From the Data

Google Academics Inc. Methodology

Our database of Google-sponsored research began with anecdotal inquiries into conference proceedings of policy issues of interest to Google and curricula vitae of authors with known ties to the company. We supplemented this research with three structured searches of Google Scholar, described in detail below. While this methodology resulted in a significant number of policy papers that could be traced through their authors to Google funding, this dataset is by no means comprehensive. Please let us know if you notice any errors or omissions.
 
For the first structured search, we built a database of recipients of direct Google research support using the company’s own disclosure pages. We then searched for award recipients’ names on Google scholar in conjunction with keywords for relevant policy issues: antitrust, search neutrality, net neutrality, search bias, copyright infringement, patent lawsuit, intellectual property, data security, fair use', 'anticompetitive, public policy, regulation, regulatory, tax, taxation, taxes. We then restricted the results for each author to papers published after the year in which she received her first Google award. Finally, an analyst sorted through these papers manually to determine a) Correct author identification, b) Relevance to policy issues of interest to Google, and c) Whether the author acknowledged Google support in the paper.
 

The second structured search targeted papers that explicitly acknowledged Google support. We searched Google Scholar for the concurrence of the policy keywords identified above with acknowledgement language: “grant from Google,” “support from Google,” “funding from Google,” “fellowship from Google,” “Google grant,” “Google fellowship,” “Google funding,” “Google research grant,” “Google * fellowship,” “grateful to Google,” “thanks to Google,” “thank Google,"  "thanks Google.” An analyst sorted through these papers manually to verify a) Whether the responsive phrase was in fact an acknowledgement of Google support, and b) Relevance to policy issues of interest to Google. 

In the final structured search, we compiled a list of all of the authors of papers identified in the second structured search and in anecdotal research, and searched Google Scholar for their names alongside the policy keywords used in the previous two searches. We sought papers by authors who may have acknowledged Google support in one publication but not in other papers addressing the same topic. An analyst manually reviewed the results of this search to verify a) Whether the paper was published after the date of first known Google support, b) Relevance to policy issues of interest to Google, and c) Whether the author acknowledged Google support in the paper.

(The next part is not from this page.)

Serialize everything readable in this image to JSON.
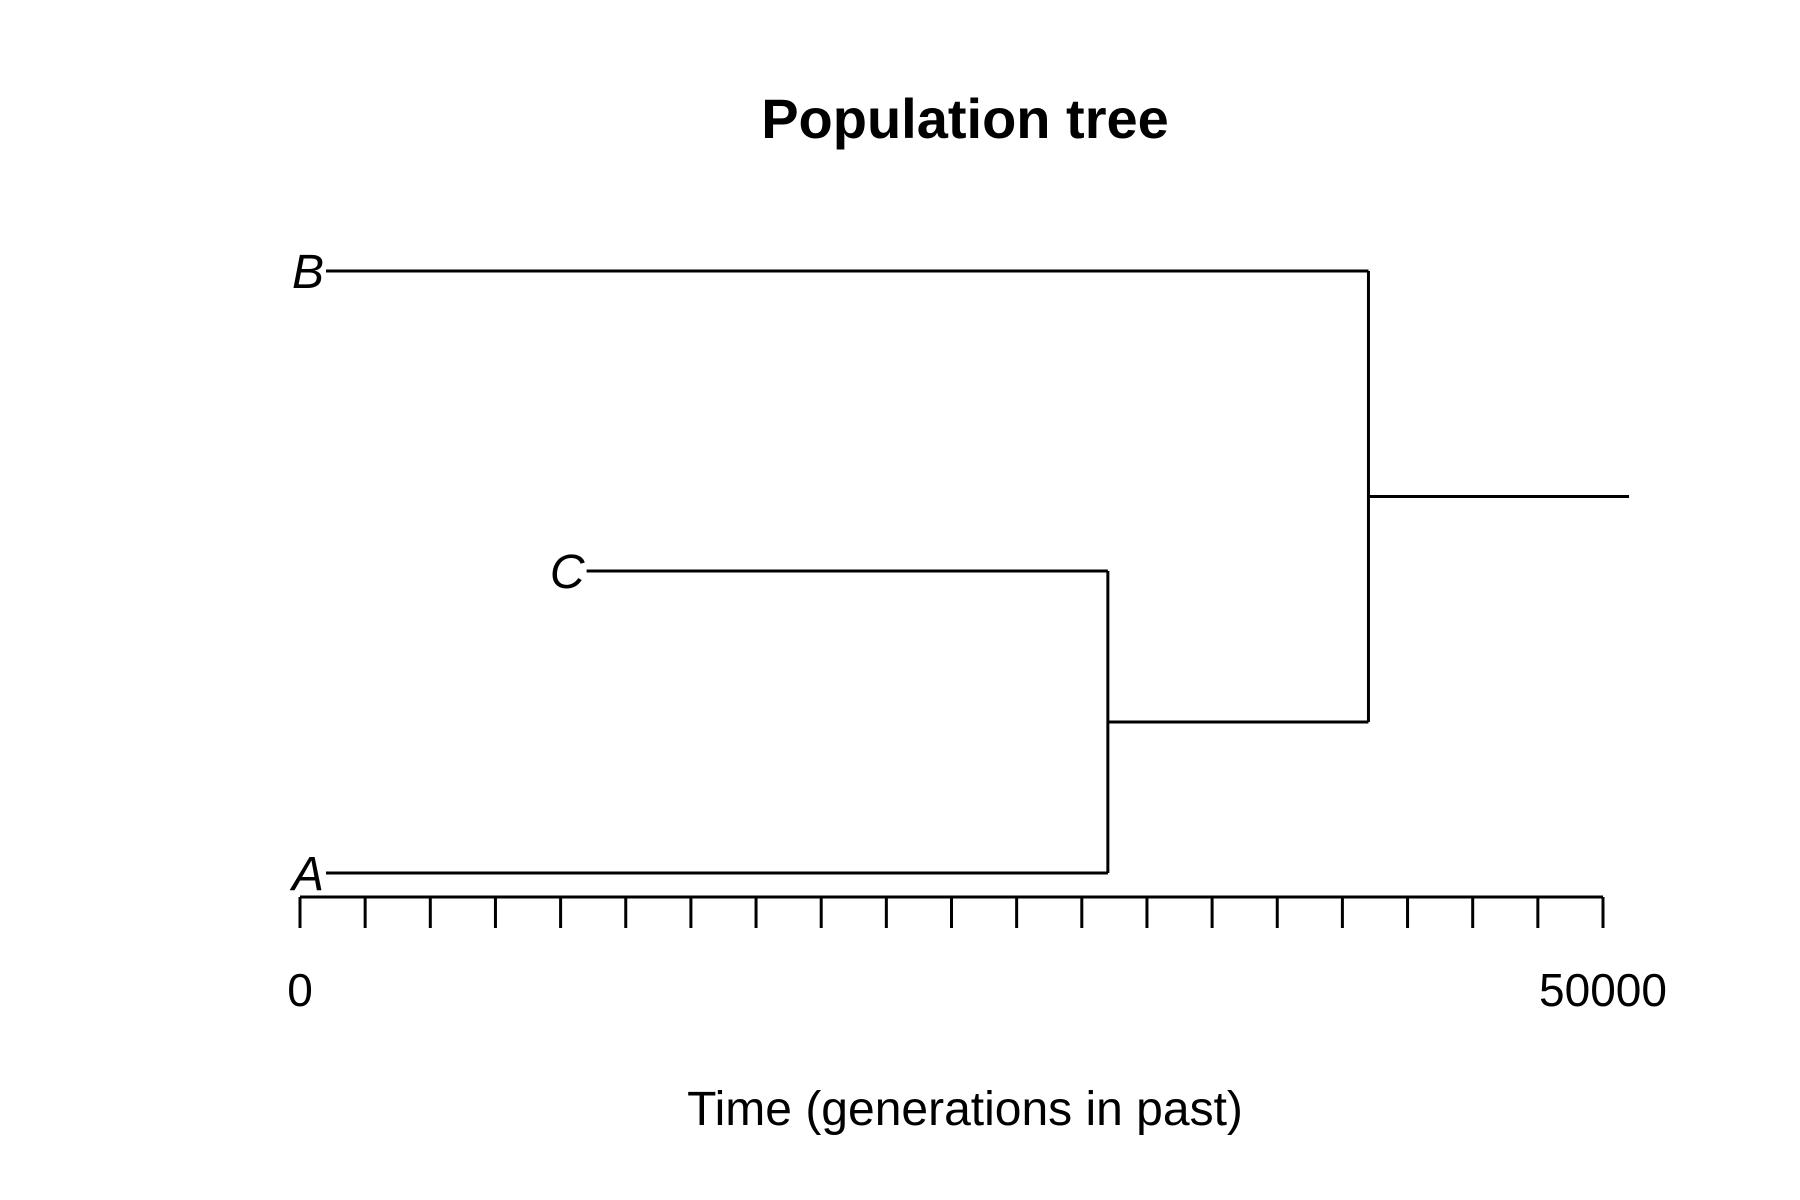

To construct the citation network, we iterated through our completed database of Google-funded papers on Google Scholar and clicked the “cited by…” link on each article. We gathered data on each article that cited a Google-funded paper. An analyst manually cleaned this data and omitted results in alphabets other than the Latin alphabet, because those citations could not be verified. The resulting network contained nearly 6,000 connections and is too big to display in an interactive visualization. The interactive network graph that accompanies this article shows the 329 Google-funded papers that we identified and all unfunded papers that cite more than one piece of Google-funded scholarship.